Development of Question-Answering System
Question Design
The system designed three types of questions based on the three key themes in food and health research: nutritional analysis, nutrient metabolism, and the impact of food on human diseases. Templates for descriptive, comparative, and causal questions were provided for SPARQL queries to extract answers from the knowledge graph.
Benchmark Dataset
The benchmark dataset includes 120 questions covering three primary user groups: patients, doctors and nutritionists, and researchers. The questions were carefully designed by experts and provided with standard answers. These questions were used to validate and assess the effectiveness of the system.
Main Results
Comparative Experiments
The study’s comparative analysis of the BiolinkBERT, Biobert, and BlueBERT models showed that BiolinkBERT performed better in relation extraction tasks, with an accuracy of 0.92, a recall of 0.81, and an F1 score of 0.86.

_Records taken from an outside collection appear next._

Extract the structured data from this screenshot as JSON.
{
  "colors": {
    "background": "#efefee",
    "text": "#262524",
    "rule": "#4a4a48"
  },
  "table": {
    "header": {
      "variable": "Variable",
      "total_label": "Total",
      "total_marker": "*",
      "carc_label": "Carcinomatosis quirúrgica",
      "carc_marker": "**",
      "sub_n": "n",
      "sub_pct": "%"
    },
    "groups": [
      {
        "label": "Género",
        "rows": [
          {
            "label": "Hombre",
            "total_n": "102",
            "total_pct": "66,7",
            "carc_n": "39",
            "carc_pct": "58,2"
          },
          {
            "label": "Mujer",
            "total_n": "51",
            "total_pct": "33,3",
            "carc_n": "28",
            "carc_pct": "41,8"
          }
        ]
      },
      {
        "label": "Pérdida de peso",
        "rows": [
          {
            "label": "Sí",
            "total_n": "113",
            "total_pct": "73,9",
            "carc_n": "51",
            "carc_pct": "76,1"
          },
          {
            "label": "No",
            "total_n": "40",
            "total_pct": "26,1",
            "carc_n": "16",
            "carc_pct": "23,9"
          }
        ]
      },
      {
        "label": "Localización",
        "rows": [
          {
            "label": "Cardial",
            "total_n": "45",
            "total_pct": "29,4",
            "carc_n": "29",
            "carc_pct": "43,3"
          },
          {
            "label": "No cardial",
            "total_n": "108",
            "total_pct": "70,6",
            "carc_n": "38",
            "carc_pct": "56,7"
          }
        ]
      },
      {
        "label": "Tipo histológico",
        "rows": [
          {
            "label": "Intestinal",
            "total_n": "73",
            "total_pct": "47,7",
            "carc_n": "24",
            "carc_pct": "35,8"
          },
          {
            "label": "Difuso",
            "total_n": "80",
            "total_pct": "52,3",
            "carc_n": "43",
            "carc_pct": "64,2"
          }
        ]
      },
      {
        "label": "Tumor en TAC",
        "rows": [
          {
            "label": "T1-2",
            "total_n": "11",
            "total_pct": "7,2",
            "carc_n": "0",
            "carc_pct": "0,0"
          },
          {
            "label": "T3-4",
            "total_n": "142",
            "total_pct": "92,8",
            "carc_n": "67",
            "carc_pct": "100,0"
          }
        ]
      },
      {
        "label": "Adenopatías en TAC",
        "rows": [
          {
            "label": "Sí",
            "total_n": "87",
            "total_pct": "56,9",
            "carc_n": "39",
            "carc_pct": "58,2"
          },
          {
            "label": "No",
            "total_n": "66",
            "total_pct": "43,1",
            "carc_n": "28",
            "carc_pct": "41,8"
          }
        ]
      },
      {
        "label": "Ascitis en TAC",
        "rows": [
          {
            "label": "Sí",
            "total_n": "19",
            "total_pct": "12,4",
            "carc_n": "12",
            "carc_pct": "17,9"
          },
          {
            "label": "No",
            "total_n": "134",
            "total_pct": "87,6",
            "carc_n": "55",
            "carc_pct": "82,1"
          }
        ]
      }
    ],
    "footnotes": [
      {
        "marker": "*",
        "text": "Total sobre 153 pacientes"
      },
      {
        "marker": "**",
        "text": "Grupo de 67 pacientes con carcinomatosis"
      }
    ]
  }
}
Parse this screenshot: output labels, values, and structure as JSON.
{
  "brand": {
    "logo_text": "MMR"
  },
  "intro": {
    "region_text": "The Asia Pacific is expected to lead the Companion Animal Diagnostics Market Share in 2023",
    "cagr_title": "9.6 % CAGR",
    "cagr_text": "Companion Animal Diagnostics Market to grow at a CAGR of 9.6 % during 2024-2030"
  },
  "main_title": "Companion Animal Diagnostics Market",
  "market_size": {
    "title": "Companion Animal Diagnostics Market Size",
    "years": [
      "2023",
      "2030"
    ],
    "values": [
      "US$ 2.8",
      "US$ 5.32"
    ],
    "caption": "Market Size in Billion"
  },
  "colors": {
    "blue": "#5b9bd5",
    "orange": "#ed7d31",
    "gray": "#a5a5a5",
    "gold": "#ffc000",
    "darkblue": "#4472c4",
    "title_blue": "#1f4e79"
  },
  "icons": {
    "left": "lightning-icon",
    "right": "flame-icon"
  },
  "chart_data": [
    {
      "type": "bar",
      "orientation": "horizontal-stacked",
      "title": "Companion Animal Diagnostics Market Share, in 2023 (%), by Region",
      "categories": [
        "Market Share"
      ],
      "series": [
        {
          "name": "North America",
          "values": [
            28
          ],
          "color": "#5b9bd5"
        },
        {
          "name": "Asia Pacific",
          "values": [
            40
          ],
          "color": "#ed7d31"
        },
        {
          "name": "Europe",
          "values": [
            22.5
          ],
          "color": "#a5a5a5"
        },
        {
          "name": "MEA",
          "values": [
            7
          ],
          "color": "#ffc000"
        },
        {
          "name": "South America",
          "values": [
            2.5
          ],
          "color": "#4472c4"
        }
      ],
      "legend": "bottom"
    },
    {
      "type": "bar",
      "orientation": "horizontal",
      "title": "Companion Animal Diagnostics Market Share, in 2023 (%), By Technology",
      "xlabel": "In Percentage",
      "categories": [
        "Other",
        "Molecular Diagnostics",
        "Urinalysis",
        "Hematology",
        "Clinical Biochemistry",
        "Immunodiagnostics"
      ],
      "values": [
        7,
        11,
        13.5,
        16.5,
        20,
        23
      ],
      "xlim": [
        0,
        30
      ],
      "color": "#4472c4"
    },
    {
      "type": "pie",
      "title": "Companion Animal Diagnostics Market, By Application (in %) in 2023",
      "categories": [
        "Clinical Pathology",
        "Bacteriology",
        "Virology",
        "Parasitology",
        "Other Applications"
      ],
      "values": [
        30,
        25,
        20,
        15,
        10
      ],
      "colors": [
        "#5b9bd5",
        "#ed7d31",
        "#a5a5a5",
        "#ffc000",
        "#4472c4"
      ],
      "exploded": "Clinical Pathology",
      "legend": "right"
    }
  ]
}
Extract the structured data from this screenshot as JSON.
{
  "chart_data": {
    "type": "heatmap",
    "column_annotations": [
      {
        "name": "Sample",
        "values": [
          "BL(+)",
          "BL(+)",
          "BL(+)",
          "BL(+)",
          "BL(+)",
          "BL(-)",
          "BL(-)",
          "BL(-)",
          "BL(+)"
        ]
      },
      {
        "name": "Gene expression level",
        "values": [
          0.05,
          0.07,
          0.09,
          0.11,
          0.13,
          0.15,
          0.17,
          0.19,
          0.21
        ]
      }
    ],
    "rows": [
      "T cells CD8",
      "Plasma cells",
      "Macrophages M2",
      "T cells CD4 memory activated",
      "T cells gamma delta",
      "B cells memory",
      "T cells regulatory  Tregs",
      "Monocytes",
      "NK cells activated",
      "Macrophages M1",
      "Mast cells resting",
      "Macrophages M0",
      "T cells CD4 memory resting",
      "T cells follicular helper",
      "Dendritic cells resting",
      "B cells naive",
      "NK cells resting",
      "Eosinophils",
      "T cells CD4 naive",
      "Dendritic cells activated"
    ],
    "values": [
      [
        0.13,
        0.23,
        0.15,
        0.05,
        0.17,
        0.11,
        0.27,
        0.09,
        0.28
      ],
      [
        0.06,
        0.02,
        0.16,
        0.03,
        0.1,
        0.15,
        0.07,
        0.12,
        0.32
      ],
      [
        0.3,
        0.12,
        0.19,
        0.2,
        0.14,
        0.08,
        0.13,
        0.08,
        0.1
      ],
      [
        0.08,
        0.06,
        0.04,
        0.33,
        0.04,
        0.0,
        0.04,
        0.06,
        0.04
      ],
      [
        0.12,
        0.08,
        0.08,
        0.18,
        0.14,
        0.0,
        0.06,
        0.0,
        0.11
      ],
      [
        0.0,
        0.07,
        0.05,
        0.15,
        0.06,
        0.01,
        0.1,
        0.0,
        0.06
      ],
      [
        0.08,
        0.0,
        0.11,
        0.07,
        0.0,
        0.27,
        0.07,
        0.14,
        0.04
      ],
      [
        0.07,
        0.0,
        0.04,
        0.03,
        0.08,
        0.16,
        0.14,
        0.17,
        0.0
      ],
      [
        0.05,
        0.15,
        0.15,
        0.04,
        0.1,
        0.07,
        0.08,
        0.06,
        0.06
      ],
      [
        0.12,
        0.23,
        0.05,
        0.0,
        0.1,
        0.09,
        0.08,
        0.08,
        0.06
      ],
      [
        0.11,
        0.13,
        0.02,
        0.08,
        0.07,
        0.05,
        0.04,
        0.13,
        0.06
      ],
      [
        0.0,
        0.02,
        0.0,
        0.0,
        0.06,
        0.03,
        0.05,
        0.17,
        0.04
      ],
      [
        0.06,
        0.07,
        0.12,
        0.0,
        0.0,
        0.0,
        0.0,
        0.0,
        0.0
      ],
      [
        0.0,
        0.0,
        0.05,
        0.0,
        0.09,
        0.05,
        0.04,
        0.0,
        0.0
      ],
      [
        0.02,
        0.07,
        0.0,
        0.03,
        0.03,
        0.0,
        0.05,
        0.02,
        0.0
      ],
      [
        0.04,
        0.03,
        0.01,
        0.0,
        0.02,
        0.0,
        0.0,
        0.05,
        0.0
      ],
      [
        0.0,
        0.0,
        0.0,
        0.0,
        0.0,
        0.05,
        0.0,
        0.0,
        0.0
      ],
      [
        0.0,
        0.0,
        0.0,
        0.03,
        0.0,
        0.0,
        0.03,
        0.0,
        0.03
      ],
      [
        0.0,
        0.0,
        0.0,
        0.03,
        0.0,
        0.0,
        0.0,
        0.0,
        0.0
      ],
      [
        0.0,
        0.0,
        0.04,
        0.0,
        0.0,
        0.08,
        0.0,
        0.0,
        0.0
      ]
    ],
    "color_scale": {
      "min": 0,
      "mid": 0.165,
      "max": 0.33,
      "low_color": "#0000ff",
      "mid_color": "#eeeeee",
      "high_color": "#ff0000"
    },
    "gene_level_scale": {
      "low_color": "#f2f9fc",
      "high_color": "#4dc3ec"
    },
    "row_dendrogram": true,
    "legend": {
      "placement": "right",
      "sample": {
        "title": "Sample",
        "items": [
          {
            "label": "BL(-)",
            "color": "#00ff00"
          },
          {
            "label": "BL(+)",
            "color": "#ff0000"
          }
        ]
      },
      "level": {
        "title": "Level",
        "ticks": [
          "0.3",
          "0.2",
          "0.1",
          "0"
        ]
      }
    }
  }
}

Interpretation Experiments
By calculating the importance of nutrient nodes in the relationship graph, the researchers found that folate and sucrose had higher importance among various nutrients.
Ablation Experiments
The study conducted ablation experiments to evaluate the contribution of different knowledge sources to the question-answering system. The results showed that removing existing knowledge significantly reduced the accuracy and other metrics of the question-answering system.
Comparative Discussion
The research team compared the question-answering system with ChatGPT, finding their system more advantageous in terms of accuracy and consistency but needing improvement in robustness and interpretability.
Quality Assessment
The data structure quality of the knowledge graph was evaluated using SHACL framework constraints, revealing errors and incomplete concept definitions during the data import process. These findings help further improve the knowledge graph.
Conclusion and Significance
This study developed a comprehensive, continually updated knowledge graph of dietary nutrition and human health through automated triple extraction and knowledge integration. Based on this knowledge graph, a query-based question-answering system was developed to provide precise answers to three types of questions. Five carefully designed experiments verified the method’s effectiveness. Overall, this study presents a systematic approach to constructing a knowledge graph of dietary nutrition and human health and provides researchers, clinicians, and patients with a powerful tool to explore the complex relationships between diet and health.
In future research, the team plans to optimize relation extraction models further, integrate large-scale language models and unsupervised learning techniques, and expand the classification of the question-answering system to cover more types of questions. Additionally, advanced natural language understanding technologies will be introduced to enhance the system’s adaptability and responsiveness.